Luca Foppiano wrote:
Dear everybody, I'm using one of your component (LMDB) via a java JNDI bindings implementation (https://github.com/deephacks/lmdbjni) and I'm having an issue when I deploy my LMDB file on a tempfs filesystem in RAM. The issue do not occur when the LMDB files are stored on a "normal" filesystem. When the data is in the tempfs ramdisk all the allocated memory ends up being in the Dirty area (it has not been written back to the Filesytem). Here an example using the ramdisk:
7ce320000000-7cfc20000000 r--s 00000000 00:26 2459 /ramfs/nerd/data/db/db-en/entityEmbeddings/data.mdb Size: 104857600 kB Rss: 1255680 kB Pss: 1255680 kB Shared_Clean: 0 kB Shared_Dirty: 0 kB Private_Clean: 0 kB Private_Dirty: 1255680 kB <--- Referenced: 1255680 kB Anonymous: 0 kB AnonHugePages: 0 kB Shared_Hugetlb: 0 kB Private_Hugetlb: 0 kB Swap: 0 kB SwapPss: 0 kB KernelPageSize: 4 kB MMUPageSize: 4 kB Locked: 0 kB VmFlags: rd sh mr mw me ms sd
and here an example without:
7ca4fc000000-7cbdfc000000 r--s 00000000 fd:00 11154951 /data/workspace/shared/nerd-data/db/db-en/entityEmbeddings/data.mdb Size: 104857600 kB Rss: 838124 kB Pss: 838124 kB Shared_Clean: 0 kB Shared_Dirty: 0 kB Private_Clean: 838124 kB <---- Private_Dirty: 0 kB Referenced: 764872 kB Anonymous: 0 kB AnonHugePages: 0 kB ShmemPmdMapped: 0 kB Shared_Hugetlb: 0 kB Private_Hugetlb: 0 kB Swap: 0 kB SwapPss: 0 kB KernelPageSize: 4 kB MMUPageSize: 4 kB Locked: 0 kB VmFlags: rd sh mr mw me ms sd
According to my understanding the memory is dirty when 1)there are open transactions, 2) the data has not been written back to the filesystem
Your understanding is incorrect. Dirty pages remain dirty until they are written to stable storage (e.g., disk). A tmpfs/RAMdisk has no stable storage, all of its pages reside only in RAM. That's the point of a RAMdisk.

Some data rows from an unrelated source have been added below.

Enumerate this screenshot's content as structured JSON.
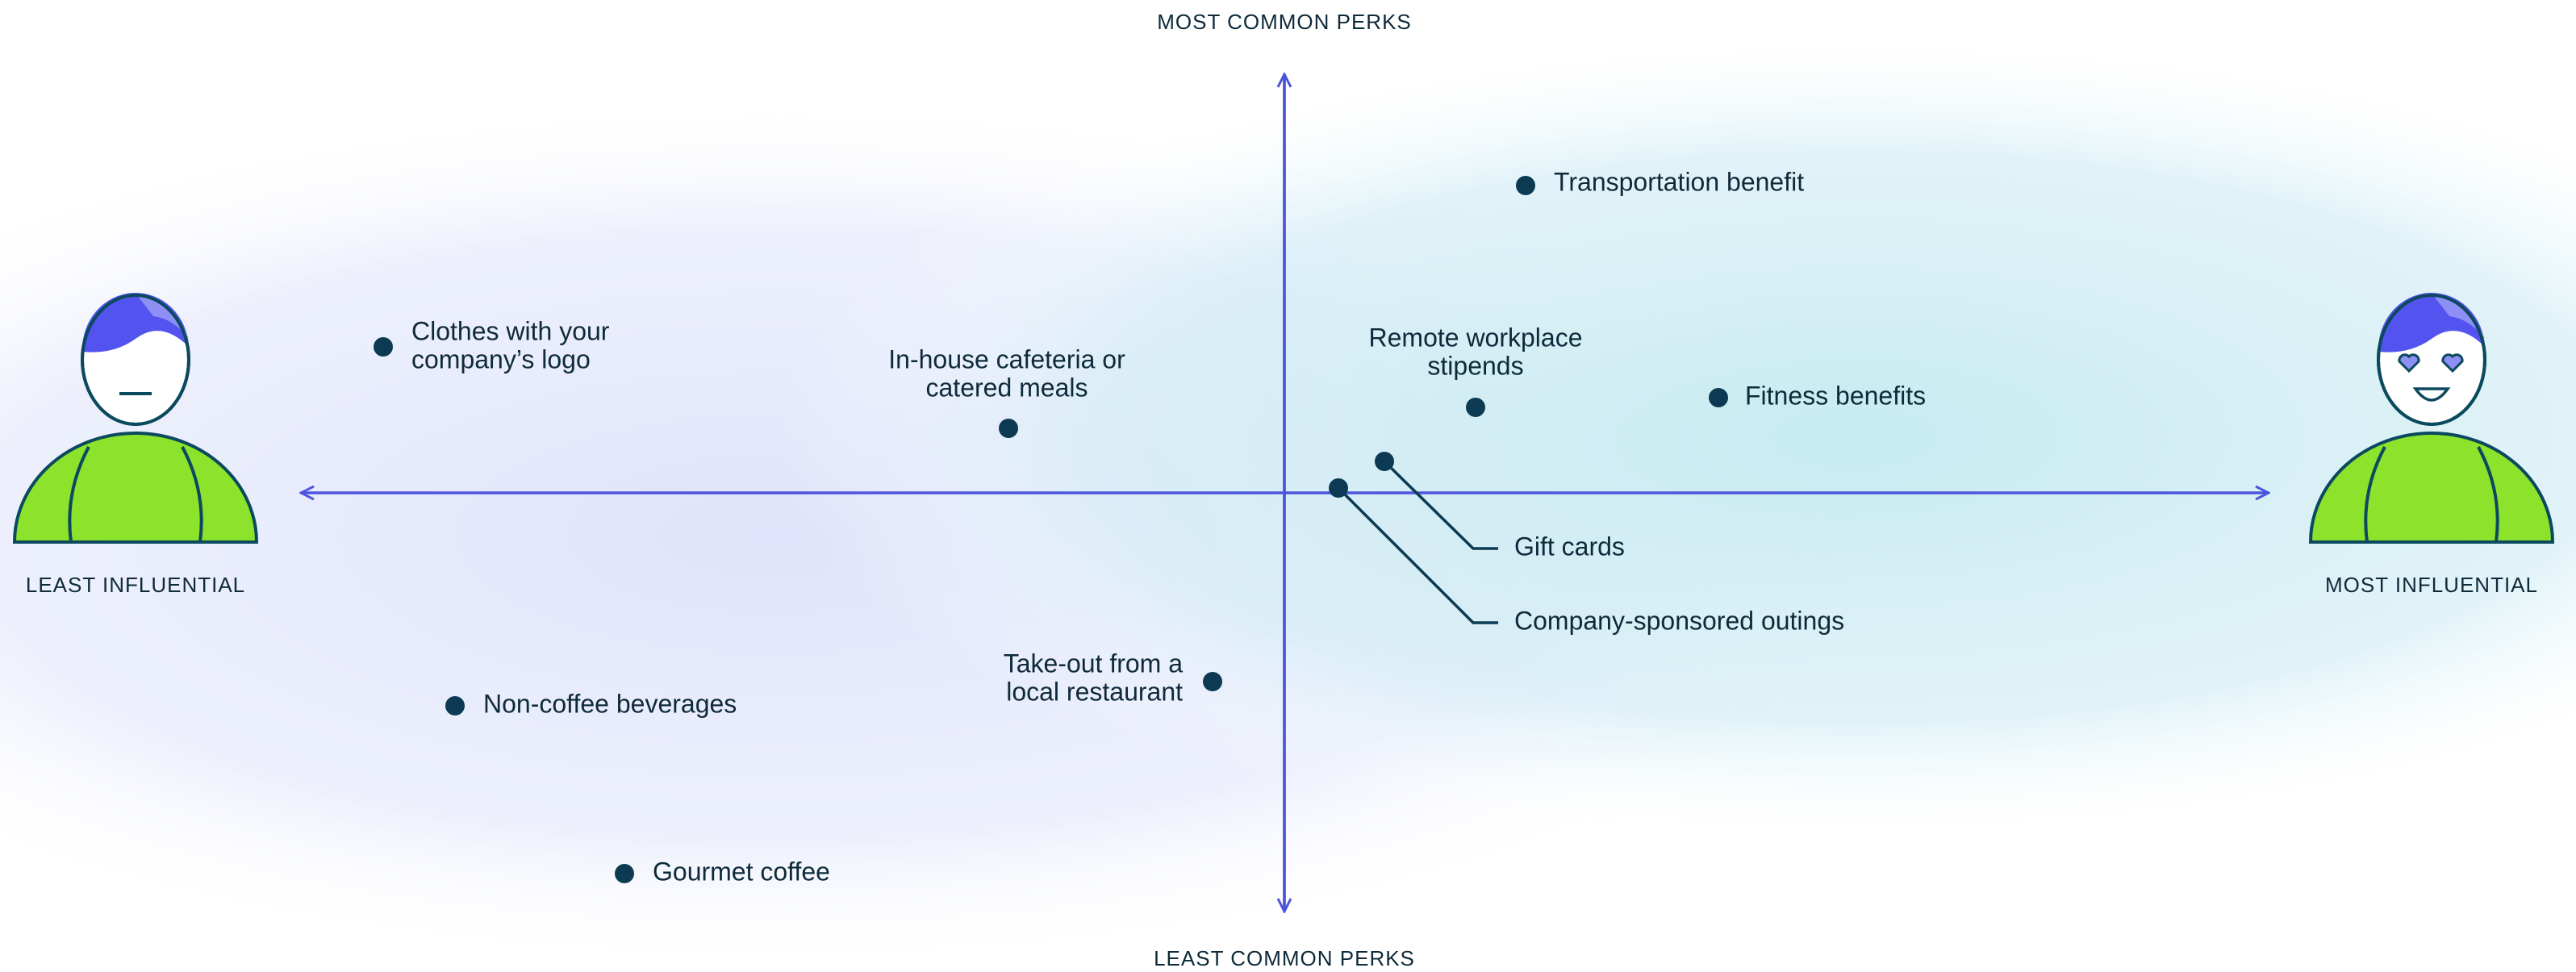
{
  "axes": {
    "top": "MOST COMMON PERKS",
    "bottom": "LEAST COMMON PERKS",
    "left": "LEAST INFLUENTIAL",
    "right": "MOST INFLUENTIAL"
  },
  "items": [
    {
      "lines": [
        "Transportation benefit"
      ]
    },
    {
      "lines": [
        "Clothes with your",
        "company’s logo"
      ]
    },
    {
      "lines": [
        "In-house cafeteria or",
        "catered meals"
      ]
    },
    {
      "lines": [
        "Remote workplace",
        "stipends"
      ]
    },
    {
      "lines": [
        "Fitness benefits"
      ]
    },
    {
      "lines": [
        "Gift cards"
      ]
    },
    {
      "lines": [
        "Company-sponsored outings"
      ]
    },
    {
      "lines": [
        "Take-out from a",
        "local restaurant"
      ]
    },
    {
      "lines": [
        "Non-coffee beverages"
      ]
    },
    {
      "lines": [
        "Gourmet coffee"
      ]
    }
  ]
}
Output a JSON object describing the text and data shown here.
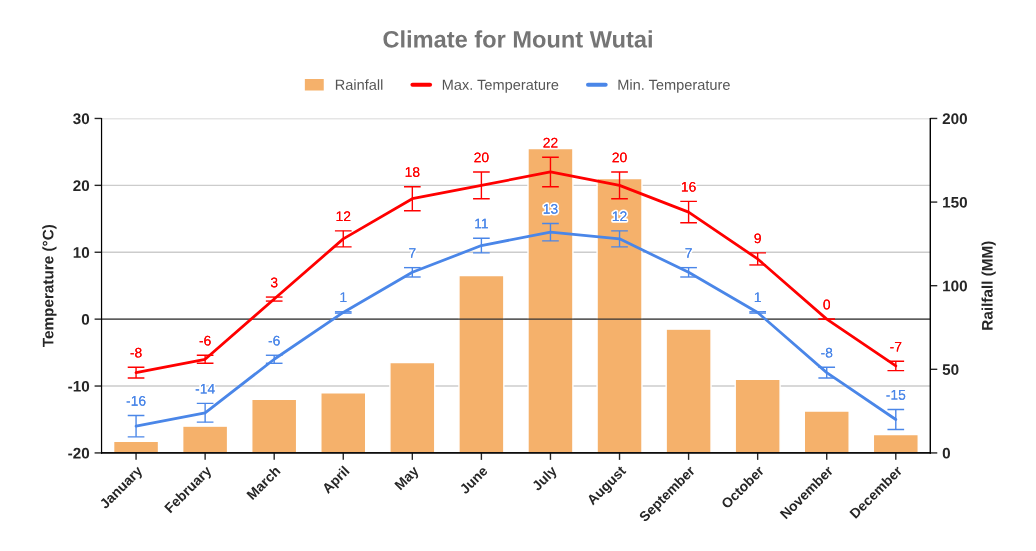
{
  "chart_data": {
    "type": "bar",
    "title": "Climate for Mount Wutai",
    "ylabel": "Temperature (°C)",
    "y2label": "Railfall (MM)",
    "categories": [
      "January",
      "February",
      "March",
      "April",
      "May",
      "June",
      "July",
      "August",
      "September",
      "October",
      "November",
      "December"
    ],
    "series": [
      {
        "name": "Rainfall",
        "type": "bar",
        "axis": "y2",
        "color": "#f5b16b",
        "values": [
          7,
          16,
          32,
          36,
          54,
          106,
          182,
          164,
          74,
          44,
          25,
          11
        ]
      },
      {
        "name": "Max. Temperature",
        "type": "line",
        "color": "#ff0000",
        "values": [
          -8,
          -6,
          3,
          12,
          18,
          20,
          22,
          20,
          16,
          9,
          0,
          -7
        ],
        "errors": [
          0.8,
          0.6,
          0.3,
          1.2,
          1.8,
          2,
          2.2,
          2,
          1.6,
          0.9,
          0,
          0.7
        ],
        "data_labels": true
      },
      {
        "name": "Min. Temperature",
        "type": "line",
        "color": "#4a86e8",
        "values": [
          -16,
          -14,
          -6,
          1,
          7,
          11,
          13,
          12,
          7,
          1,
          -8,
          -15
        ],
        "errors": [
          1.6,
          1.4,
          0.6,
          0.1,
          0.7,
          1.1,
          1.3,
          1.2,
          0.7,
          0.1,
          0.8,
          1.5
        ],
        "data_labels": true
      }
    ],
    "ylim": [
      -20,
      30
    ],
    "yticks": [
      -20,
      -10,
      0,
      10,
      20,
      30
    ],
    "y2lim": [
      0,
      200
    ],
    "y2ticks": [
      0,
      50,
      100,
      150,
      200
    ],
    "ref_lines": [
      {
        "axis": "y",
        "value": 0,
        "color": "#333333"
      }
    ],
    "grid": "y",
    "legend": "top",
    "marker": "none",
    "line_style": "solid"
  }
}
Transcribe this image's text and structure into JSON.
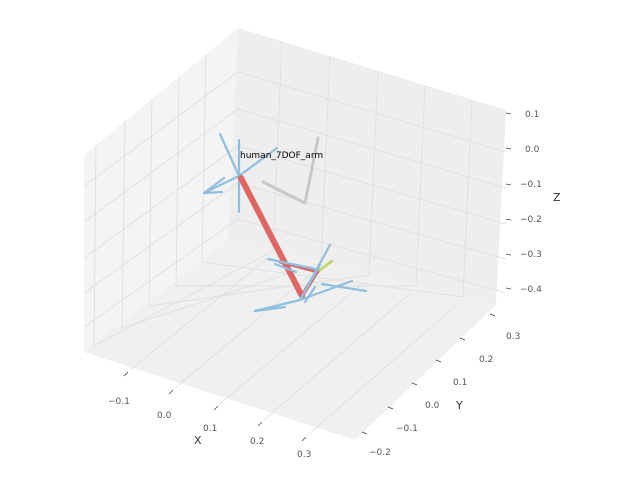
{
  "chart_data": {
    "type": "3d-line",
    "annotation": "human_7DOF_arm",
    "axes": {
      "x": {
        "label": "X",
        "ticks": [
          "−0.1",
          "0.0",
          "0.1",
          "0.2",
          "0.3"
        ]
      },
      "y": {
        "label": "Y",
        "ticks": [
          "−0.2",
          "−0.1",
          "0.0",
          "0.1",
          "0.2",
          "0.3"
        ]
      },
      "z": {
        "label": "Z",
        "ticks": [
          "0.1",
          "0.0",
          "−0.1",
          "−0.2",
          "−0.3",
          "−0.4"
        ]
      }
    },
    "grid": true,
    "colors": {
      "link": "#e06666",
      "frame": "#8fbfe0",
      "shadow": "#c8c8c8",
      "end_effector": "#b8d860",
      "pane": "#f2f2f2",
      "grid": "#dcdcdc"
    }
  }
}
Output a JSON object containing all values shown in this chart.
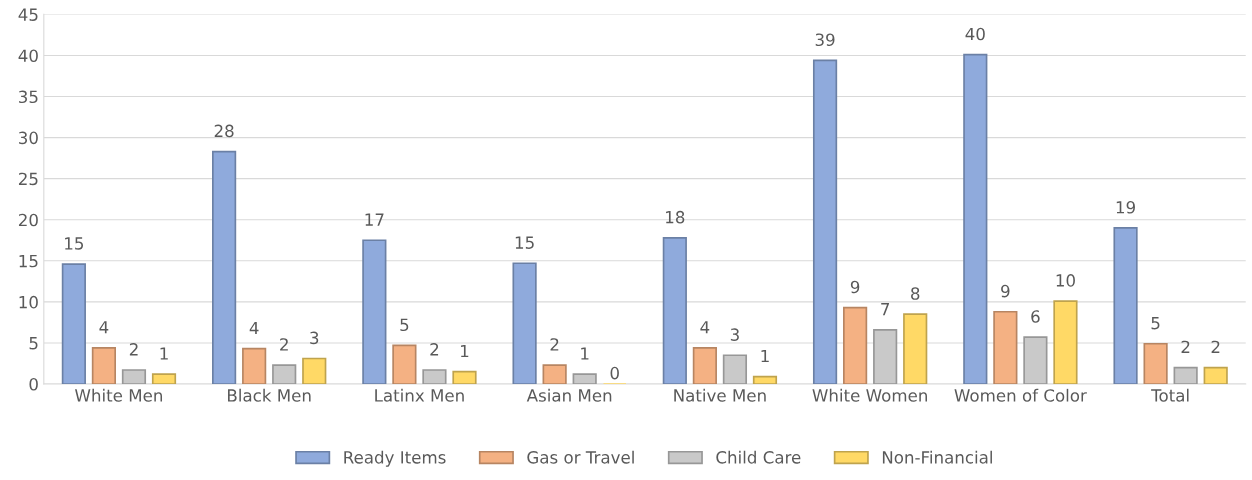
{
  "chart_data": {
    "type": "bar",
    "categories": [
      "White Men",
      "Black Men",
      "Latinx Men",
      "Asian Men",
      "Native Men",
      "White Women",
      "Women of Color",
      "Total"
    ],
    "series": [
      {
        "name": "Ready Items",
        "color": "#8faadc",
        "values": [
          14.6,
          28.3,
          17.5,
          14.7,
          17.8,
          39.4,
          40.1,
          19.0
        ],
        "value_labels": [
          "15",
          "28",
          "17",
          "15",
          "18",
          "39",
          "40",
          "19"
        ]
      },
      {
        "name": "Gas or Travel",
        "color": "#f4b183",
        "values": [
          4.4,
          4.3,
          4.7,
          2.3,
          4.4,
          9.3,
          8.8,
          4.9
        ],
        "value_labels": [
          "4",
          "4",
          "5",
          "2",
          "4",
          "9",
          "9",
          "5"
        ]
      },
      {
        "name": "Child Care",
        "color": "#c9c9c9",
        "values": [
          1.7,
          2.3,
          1.7,
          1.2,
          3.5,
          6.6,
          5.7,
          2.0
        ],
        "value_labels": [
          "2",
          "2",
          "2",
          "1",
          "3",
          "7",
          "6",
          "2"
        ]
      },
      {
        "name": "Non-Financial",
        "color": "#ffd966",
        "values": [
          1.2,
          3.1,
          1.5,
          0,
          0.9,
          8.5,
          10.1,
          2.0
        ],
        "value_labels": [
          "1",
          "3",
          "1",
          "0",
          "1",
          "8",
          "10",
          "2"
        ]
      }
    ],
    "ylim": [
      0,
      45
    ],
    "yticks": [
      0,
      5,
      10,
      15,
      20,
      25,
      30,
      35,
      40,
      45
    ],
    "grid": "y",
    "legend": "bottom"
  }
}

What I don't understand is why there is a difference between filesystem and ramdisk? Is there any reason? The application (listed above) is not writing on the lmdb, but just reading (using reading transaction). Thank you Luca
Using tmpfs is a waste of RAM. Just use LMDB on a regular filesystem and let the system's pagecache manager take care of memory.